Development and debugging QPU programs
Development and debugging programs for QPU cores seems to be difficult, because it is multicore, it is outside of host CPU,
the access to core registers and internal VideoCore memory is not straightforward, there is no well known debugging.
There must be something, but is not documented (there is mentioned BRPT interrupt in documentation).
Anyway, it is possible to manage it by proper methodology:
- minimal register and memory dump on request,
- simplified incremental aproach to programming,
- having reference result,
Minimal register dump may be implemented as a macro, hence it is easy to insert it in any location in the QPU program.
If you need to examine the registers, this macro can be added in some line in the source code.
Figure 6. Example of breakpoint inserted in the source code.
When you look in macro implementation it can look like below.
Figure 7. Breakpoint macro implementation.
The body of the macro uses two helping macros for dump of file registers (dump_regs)

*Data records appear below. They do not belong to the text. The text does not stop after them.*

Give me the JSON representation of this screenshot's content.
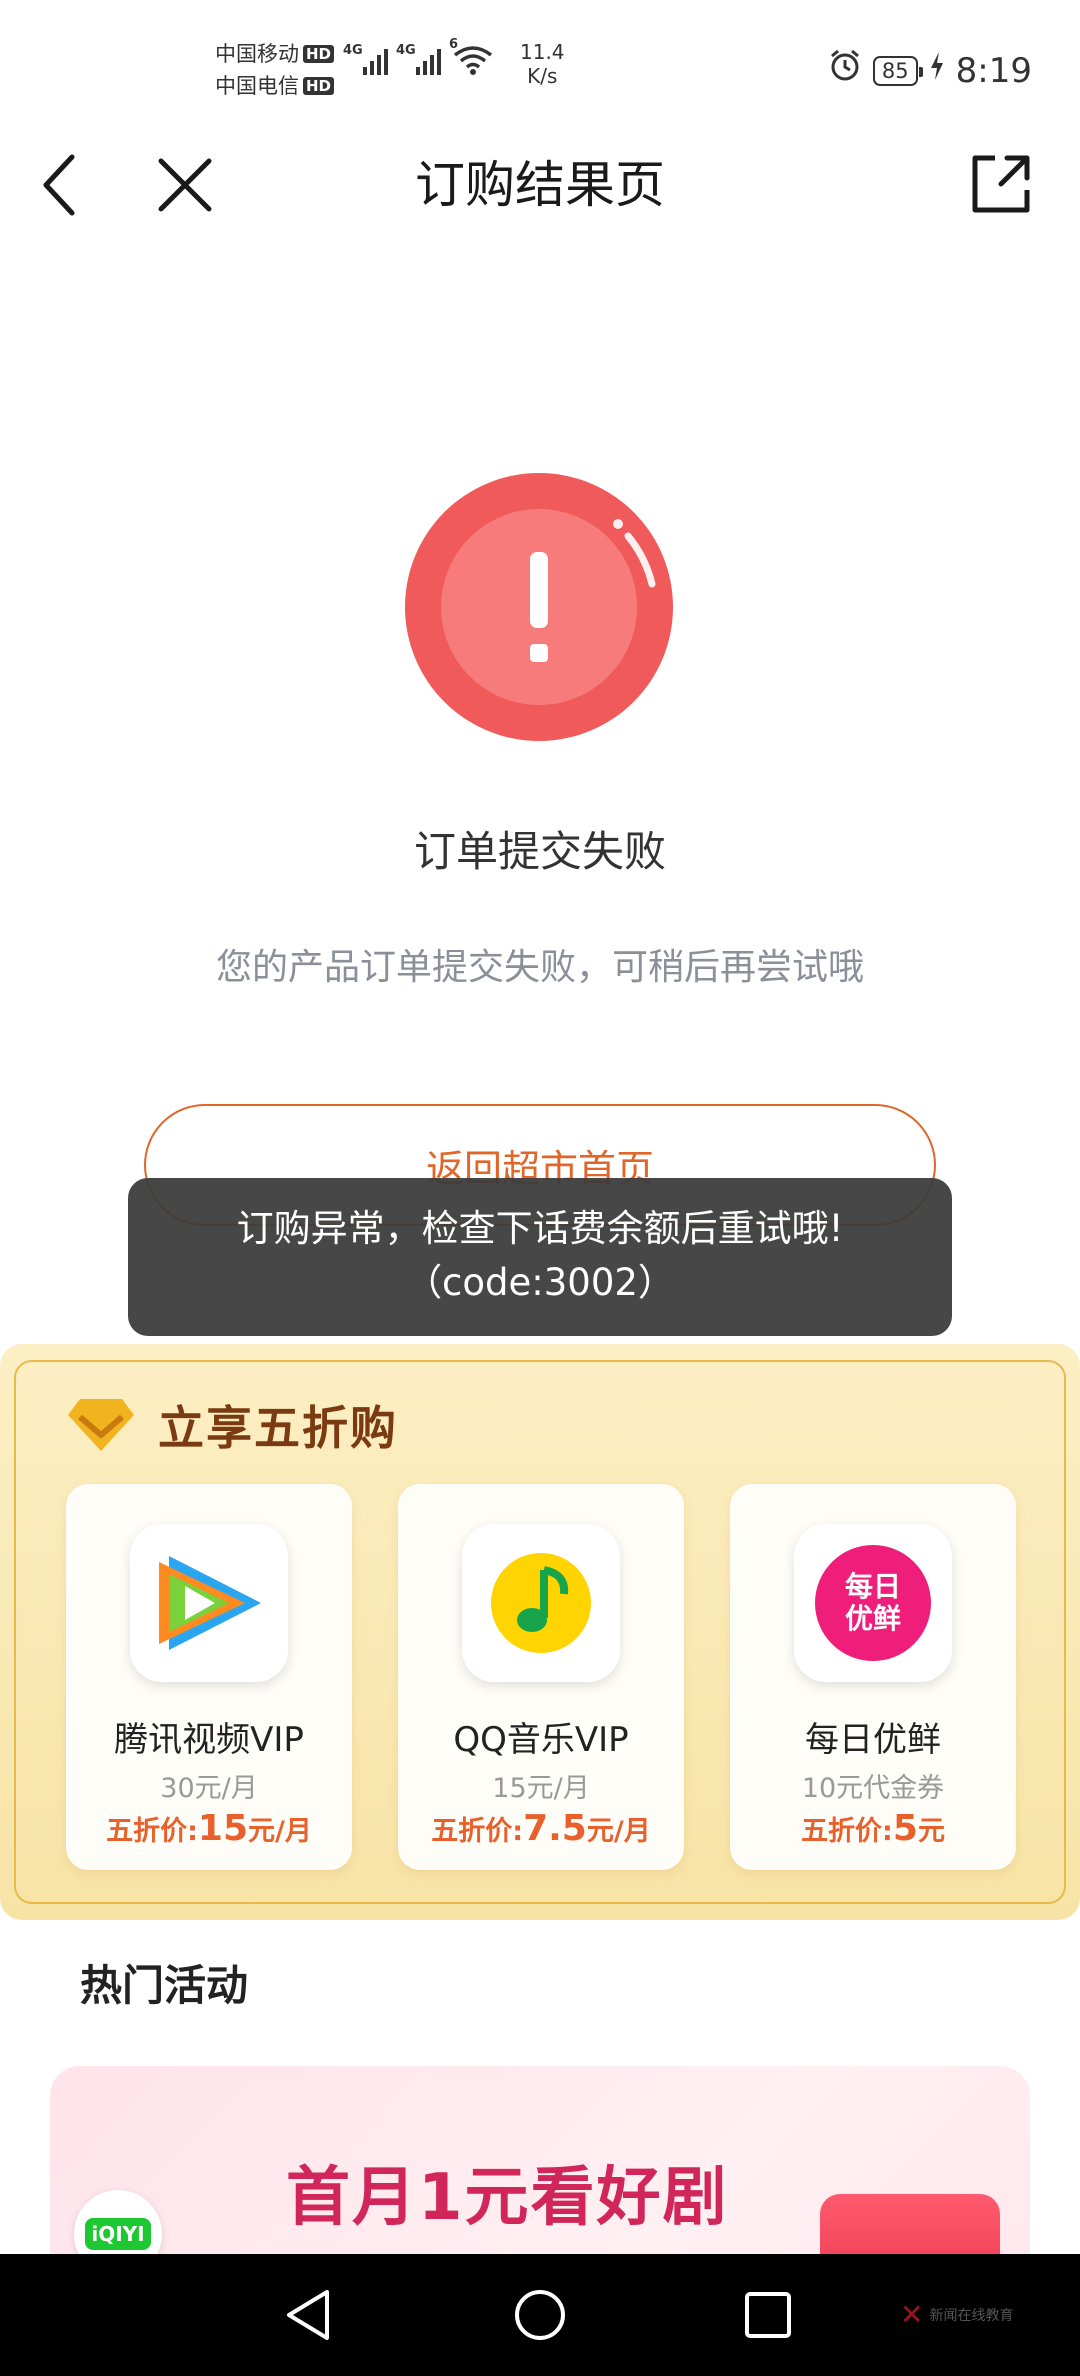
{
  "status_bar": {
    "carrier1": "中国移动",
    "carrier2": "中国电信",
    "hd": "HD",
    "net1": "4G",
    "net2": "4G",
    "wifi_badge": "6",
    "speed_value": "11.4",
    "speed_unit": "K/s",
    "battery": "85",
    "time": "8:19"
  },
  "nav": {
    "title": "订购结果页",
    "back_icon": "chevron-left-icon",
    "close_icon": "close-icon",
    "share_icon": "share-icon"
  },
  "result": {
    "title": "订单提交失败",
    "description": "您的产品订单提交失败，可稍后再尝试哦",
    "home_button": "返回超市首页",
    "icon": "error-exclamation-icon",
    "accent_color": "#f05a5a"
  },
  "toast": {
    "line1": "订购异常，检查下话费余额后重试哦!",
    "line2": "（code:3002）"
  },
  "promo": {
    "title": "立享五折购",
    "cards": [
      {
        "name": "腾讯视频VIP",
        "price": "30元/月",
        "deal_prefix": "五折价:",
        "deal_value": "15",
        "deal_suffix": "元/月",
        "icon": "tencent-video-icon"
      },
      {
        "name": "QQ音乐VIP",
        "price": "15元/月",
        "deal_prefix": "五折价:",
        "deal_value": "7.5",
        "deal_suffix": "元/月",
        "icon": "qq-music-icon"
      },
      {
        "name": "每日优鲜",
        "price": "10元代金券",
        "deal_prefix": "五折价:",
        "deal_value": "5",
        "deal_suffix": "元",
        "icon": "missfresh-icon",
        "icon_text1": "每日",
        "icon_text2": "优鲜"
      }
    ]
  },
  "hot": {
    "title": "热门活动",
    "banner_text": "首月1元看好剧",
    "banner_logo": "iQIYI"
  },
  "watermark": "新闻在线教育"
}
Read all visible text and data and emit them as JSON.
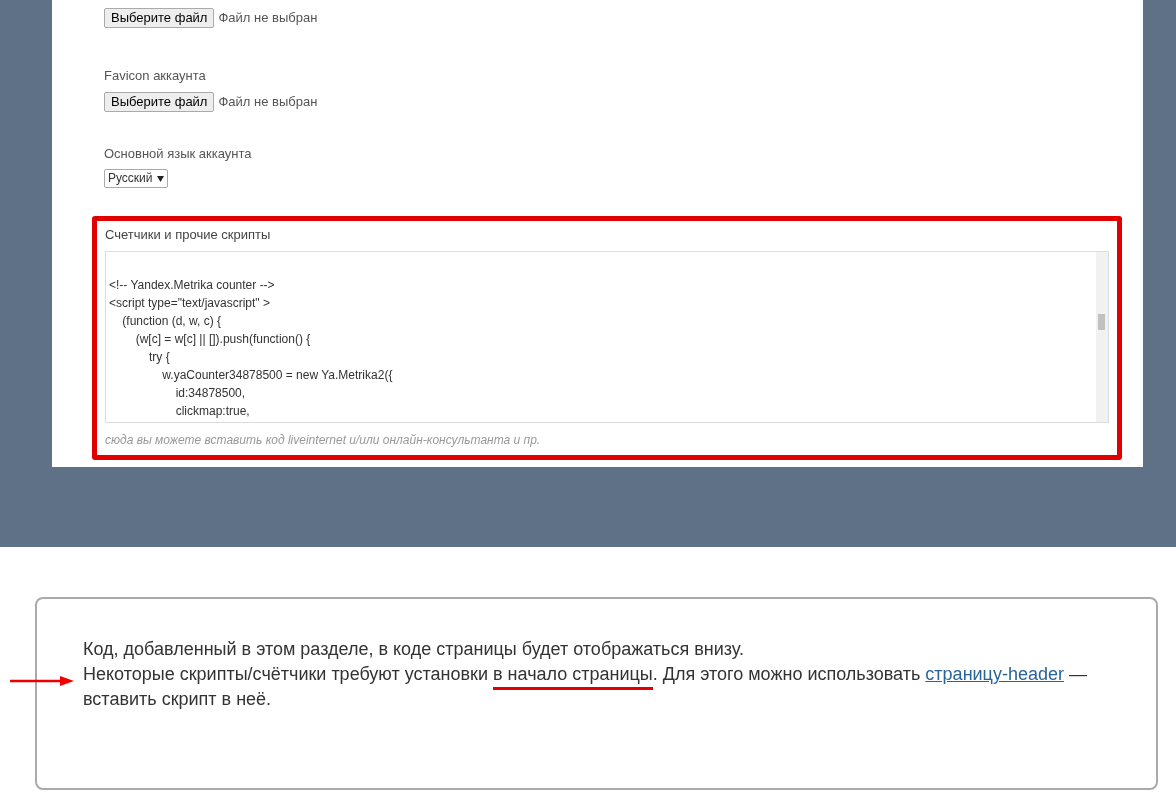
{
  "settings_form": {
    "fields": [
      {
        "kind": "file",
        "button": "Выберите файл",
        "status": "Файл не выбран"
      },
      {
        "kind": "file",
        "label": "Favicon аккаунта",
        "button": "Выберите файл",
        "status": "Файл не выбран"
      },
      {
        "kind": "select",
        "label": "Основной язык аккаунта",
        "value": "Русский"
      }
    ],
    "scripts_section": {
      "label": "Счетчики и прочие скрипты",
      "highlighted": true,
      "code_lines": [
        "<!-- Yandex.Metrika counter -->",
        "<script type=\"text/javascript\" >",
        "    (function (d, w, c) {",
        "        (w[c] = w[c] || []).push(function() {",
        "            try {",
        "                w.yaCounter34878500 = new Ya.Metrika2({",
        "                    id:34878500,",
        "                    clickmap:true,"
      ],
      "hint": "сюда вы можете вставить код liveinternet и/или онлайн-консультанта и пр."
    }
  },
  "note": {
    "line_1": "Код, добавленный в этом разделе, в коде страницы будет отображаться внизу.",
    "line_2": [
      {
        "kind": "plain",
        "text": "Некоторые скрипты/счётчики требуют установки "
      },
      {
        "kind": "underlined",
        "text": "в начало страницы"
      },
      {
        "kind": "plain",
        "text": ". Для этого можно использовать "
      },
      {
        "kind": "link",
        "text": "страницу-header"
      },
      {
        "kind": "plain",
        "text": " — вставить скрипт в неё."
      }
    ]
  }
}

and writing data from VPM to SDRAM (store_dump). They perform also necessary waits in order to
be synchronized with end of transfers. Full source code is avalable for download as a part of example of QPU programming project (see below) -
file qasm/breakpoint.qinc.
Figure 8. Breakpoint macro implementation (body).
The body of the macro (_breakpoint) writes all dumped registers (file registers and accumulators) to VPM (Vertex Pipe Memory) and stores it to
the common memory with CPU. Addresses of buffers were passed via uniforms and stored in two file registers, with symbolic names:
dbg_rfile_dump and dbg_accus_dump.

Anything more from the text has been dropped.